Limitations of the Present Study

The only limitation of this study is the number of samples used for Multiplex PCR. ELISA/IgM positive samples only were used for DENV serotyping, in addition to the low concentration of RNA in clinical samples which led to serotyping of 63 out of 144 suspected cases. Although, a small number of samples were used, we revealed a new DENV serotype (DENV-2), which raises concerns about the introduction of a new dengue serotype into Egypt and necessitates more studies to be conducted on serotyping of different dengue serotypes in Egypt.

Ethical Statement

All procedures performed in the present study involving human participants were in accordance with the ethical standards of the institutional and/or national research committee and with the Declaration of Helsinki.

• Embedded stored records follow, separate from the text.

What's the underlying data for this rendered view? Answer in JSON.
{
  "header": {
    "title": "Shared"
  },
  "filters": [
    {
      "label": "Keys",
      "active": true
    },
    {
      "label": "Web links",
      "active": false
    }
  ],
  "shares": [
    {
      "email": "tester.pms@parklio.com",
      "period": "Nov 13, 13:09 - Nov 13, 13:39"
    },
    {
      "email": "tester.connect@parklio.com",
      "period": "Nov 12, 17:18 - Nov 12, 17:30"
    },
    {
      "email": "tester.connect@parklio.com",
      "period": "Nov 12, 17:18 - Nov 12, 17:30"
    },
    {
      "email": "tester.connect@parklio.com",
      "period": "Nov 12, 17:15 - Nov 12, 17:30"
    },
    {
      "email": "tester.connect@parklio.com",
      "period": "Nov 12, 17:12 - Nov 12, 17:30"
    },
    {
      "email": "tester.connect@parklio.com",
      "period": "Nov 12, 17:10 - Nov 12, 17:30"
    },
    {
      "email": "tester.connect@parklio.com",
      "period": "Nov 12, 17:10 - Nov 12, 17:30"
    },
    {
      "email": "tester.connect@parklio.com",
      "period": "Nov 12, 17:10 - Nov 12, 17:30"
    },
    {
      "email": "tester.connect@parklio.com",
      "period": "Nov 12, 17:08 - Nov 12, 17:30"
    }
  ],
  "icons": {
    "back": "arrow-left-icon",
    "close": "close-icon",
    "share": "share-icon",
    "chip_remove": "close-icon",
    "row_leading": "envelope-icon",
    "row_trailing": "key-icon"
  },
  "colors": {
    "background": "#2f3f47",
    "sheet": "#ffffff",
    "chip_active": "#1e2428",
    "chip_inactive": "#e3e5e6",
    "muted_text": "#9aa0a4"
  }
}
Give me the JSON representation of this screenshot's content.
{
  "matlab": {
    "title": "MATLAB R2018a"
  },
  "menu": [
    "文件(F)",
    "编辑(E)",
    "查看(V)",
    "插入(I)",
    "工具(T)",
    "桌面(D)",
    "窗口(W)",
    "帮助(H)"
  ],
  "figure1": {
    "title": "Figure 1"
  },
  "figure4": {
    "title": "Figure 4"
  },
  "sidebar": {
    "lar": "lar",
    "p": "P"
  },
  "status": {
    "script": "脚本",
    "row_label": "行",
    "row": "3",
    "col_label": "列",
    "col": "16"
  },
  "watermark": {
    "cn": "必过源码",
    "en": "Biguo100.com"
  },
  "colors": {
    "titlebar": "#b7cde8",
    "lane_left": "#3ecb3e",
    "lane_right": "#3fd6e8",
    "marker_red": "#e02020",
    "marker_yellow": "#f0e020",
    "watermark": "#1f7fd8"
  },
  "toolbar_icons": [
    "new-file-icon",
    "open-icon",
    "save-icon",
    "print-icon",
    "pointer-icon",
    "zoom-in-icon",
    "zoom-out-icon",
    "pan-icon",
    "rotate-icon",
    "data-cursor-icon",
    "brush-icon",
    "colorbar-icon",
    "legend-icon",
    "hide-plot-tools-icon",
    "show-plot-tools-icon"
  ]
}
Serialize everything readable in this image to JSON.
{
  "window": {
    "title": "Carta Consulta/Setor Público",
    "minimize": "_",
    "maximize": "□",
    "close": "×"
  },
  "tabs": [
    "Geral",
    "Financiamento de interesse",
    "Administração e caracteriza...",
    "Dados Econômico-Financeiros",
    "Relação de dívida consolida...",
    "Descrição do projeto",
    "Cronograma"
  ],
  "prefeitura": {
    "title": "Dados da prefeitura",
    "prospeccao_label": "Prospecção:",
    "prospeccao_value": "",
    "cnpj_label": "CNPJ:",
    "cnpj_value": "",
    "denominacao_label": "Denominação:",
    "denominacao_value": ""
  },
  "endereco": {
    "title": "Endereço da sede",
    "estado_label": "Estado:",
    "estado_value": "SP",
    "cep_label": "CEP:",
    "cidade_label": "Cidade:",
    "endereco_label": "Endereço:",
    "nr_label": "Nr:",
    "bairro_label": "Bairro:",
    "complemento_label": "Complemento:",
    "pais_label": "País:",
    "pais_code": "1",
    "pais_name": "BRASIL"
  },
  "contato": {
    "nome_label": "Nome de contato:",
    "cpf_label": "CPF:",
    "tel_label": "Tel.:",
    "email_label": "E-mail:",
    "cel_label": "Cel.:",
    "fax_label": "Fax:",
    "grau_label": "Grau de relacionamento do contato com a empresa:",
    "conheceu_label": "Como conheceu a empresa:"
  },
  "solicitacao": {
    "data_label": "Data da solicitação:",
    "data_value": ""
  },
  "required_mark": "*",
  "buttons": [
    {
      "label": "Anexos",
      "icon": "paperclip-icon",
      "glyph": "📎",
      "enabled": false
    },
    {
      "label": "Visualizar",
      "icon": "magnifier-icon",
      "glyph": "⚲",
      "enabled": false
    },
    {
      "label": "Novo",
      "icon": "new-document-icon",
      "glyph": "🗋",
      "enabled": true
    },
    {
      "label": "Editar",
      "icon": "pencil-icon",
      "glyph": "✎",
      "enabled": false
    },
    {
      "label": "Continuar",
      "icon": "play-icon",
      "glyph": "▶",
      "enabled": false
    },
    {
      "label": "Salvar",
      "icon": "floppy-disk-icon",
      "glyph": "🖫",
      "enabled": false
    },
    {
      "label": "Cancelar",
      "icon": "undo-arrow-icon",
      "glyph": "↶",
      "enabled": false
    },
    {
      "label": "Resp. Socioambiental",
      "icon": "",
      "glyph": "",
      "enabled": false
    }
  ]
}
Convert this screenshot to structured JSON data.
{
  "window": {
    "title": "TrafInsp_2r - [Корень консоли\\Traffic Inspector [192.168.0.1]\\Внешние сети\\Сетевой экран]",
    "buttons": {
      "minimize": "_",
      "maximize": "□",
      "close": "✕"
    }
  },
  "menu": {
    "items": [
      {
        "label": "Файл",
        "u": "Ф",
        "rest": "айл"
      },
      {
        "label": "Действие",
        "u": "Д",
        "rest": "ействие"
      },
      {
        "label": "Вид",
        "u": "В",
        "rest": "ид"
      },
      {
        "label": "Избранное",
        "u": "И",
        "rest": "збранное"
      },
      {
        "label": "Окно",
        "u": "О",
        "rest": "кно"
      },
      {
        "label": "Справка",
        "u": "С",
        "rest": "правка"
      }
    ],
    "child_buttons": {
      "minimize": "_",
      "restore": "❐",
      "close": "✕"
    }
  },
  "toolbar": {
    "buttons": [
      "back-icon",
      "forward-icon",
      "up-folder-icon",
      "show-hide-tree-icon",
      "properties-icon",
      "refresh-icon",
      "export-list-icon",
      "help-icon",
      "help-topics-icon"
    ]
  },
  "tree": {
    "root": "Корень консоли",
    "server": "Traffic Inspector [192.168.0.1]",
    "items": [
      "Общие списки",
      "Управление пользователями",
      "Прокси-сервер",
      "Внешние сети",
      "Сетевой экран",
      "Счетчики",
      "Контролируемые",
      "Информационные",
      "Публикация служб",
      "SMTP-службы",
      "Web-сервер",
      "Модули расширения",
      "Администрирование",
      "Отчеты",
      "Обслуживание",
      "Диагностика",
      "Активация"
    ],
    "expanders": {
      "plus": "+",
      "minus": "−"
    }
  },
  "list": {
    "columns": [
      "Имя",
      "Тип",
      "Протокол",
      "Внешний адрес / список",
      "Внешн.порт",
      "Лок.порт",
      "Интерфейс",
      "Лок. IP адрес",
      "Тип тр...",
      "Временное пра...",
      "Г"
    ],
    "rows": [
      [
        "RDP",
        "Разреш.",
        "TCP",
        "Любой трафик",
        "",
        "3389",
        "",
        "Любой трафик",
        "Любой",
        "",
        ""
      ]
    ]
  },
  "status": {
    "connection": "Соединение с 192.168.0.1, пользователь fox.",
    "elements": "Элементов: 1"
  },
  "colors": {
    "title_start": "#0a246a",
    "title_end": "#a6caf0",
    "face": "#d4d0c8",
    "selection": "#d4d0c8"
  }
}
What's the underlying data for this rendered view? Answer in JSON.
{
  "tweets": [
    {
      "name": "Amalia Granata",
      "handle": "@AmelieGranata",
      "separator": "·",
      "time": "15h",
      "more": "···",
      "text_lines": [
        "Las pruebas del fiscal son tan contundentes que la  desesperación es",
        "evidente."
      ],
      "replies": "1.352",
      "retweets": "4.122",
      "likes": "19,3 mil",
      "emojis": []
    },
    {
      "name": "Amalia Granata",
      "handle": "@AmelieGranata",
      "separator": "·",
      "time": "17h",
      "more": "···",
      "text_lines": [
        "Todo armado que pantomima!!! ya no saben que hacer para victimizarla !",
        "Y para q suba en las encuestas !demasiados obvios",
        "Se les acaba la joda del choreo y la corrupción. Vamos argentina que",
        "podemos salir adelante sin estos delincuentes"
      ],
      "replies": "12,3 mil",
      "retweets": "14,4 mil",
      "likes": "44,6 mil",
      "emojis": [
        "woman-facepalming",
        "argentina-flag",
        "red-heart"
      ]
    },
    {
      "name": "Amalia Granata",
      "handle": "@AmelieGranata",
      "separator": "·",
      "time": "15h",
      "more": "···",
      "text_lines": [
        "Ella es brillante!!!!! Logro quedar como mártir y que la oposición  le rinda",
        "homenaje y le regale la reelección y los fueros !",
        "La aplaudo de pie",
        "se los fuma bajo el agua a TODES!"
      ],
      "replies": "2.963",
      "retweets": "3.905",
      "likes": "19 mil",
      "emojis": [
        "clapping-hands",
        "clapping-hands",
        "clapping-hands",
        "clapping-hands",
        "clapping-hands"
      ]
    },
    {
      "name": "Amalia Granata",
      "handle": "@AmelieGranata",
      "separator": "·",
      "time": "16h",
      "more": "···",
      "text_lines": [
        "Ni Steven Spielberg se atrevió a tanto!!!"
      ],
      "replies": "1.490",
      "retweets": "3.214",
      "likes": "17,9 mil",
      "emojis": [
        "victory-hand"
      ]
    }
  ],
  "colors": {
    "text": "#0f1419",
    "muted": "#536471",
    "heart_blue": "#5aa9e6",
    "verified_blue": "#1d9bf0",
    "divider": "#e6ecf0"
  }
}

This research received ethical approval from the institutional review board of the Faculty of Medicine, South Valley University, Egypt (SVU-MED-MIC007-3-157). Informed consent was obtained from all adult patients and the guardians of children below 18 years participating in the study.

Acknowledgment

This research was supported by Princess Nourah Bint Abdulrahman University Project number (PNURSP2022R39), Riyadh, Saudi Arabia.

Disclosure

The authors declare that they have no conflicts of interest.